Mechanism investigation and model assessment of methane flow condensation in minichannels based on numerical simulation

Abstract

Cryogenic refrigerants represented by methane differ significantly in thermophysical properties from working fluids at ambient temperature. Thus, examining their small-scale heat transfer and flow characteristics is essential for designing compact condensers within the cryogenic field. The numerical simulation of methane condensation in minichannels is conducted, and the process of phase-change mass and energy transfer is investigated by programming. Detailed condensation flow field information is obtained, and surface tension and gravity influences are elucidated. Synergy analysis indicates that the synergy near the tube wall still needs to be improved.
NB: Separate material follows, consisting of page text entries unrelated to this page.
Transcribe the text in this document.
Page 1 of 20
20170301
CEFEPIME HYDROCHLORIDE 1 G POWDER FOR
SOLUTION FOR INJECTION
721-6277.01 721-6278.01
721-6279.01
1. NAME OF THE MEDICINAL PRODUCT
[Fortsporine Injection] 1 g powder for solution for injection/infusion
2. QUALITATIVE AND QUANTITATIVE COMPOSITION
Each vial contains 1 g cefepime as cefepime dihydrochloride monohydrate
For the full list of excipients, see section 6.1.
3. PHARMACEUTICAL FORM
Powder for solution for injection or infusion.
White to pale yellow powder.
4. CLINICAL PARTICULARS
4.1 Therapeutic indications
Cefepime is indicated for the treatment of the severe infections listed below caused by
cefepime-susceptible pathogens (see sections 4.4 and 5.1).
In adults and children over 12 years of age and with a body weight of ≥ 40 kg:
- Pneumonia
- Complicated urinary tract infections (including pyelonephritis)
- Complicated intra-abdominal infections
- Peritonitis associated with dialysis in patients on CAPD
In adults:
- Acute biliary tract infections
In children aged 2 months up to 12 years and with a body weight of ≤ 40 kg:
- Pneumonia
Heat transfer performance is proved to be dependent on the relative significance of turbulence intensity and condensate film thickness. The tube inclination exerts a more noticeable influence on the condensation heat transfer for large diameters, which is supported by the dominance of gravity in the condensation heat transfer mechanism at larger diameters. At higher vapor quality and mass flux, the heat transfer enhancement governed by surface tension is more significant. The condensate at the bottom is mainly formed by the accumulation of condensate sliding off the tube top driven by gravity as the diameter increases, reducing the heat transfer region. The mass flux augments the frictional pressure drop more noticeably at high vapor quality. The prediction performance of empirical correlations is evaluated, and all the selected correlations underestimate the frictional pressure drop of methane. Moreover, the figure of merit analysis demonstrates that the pressure drop produced by diameter reduction is more substantial than heat transfer enhancement, suggesting the requirement to assess the pressure drop loss in practical applications.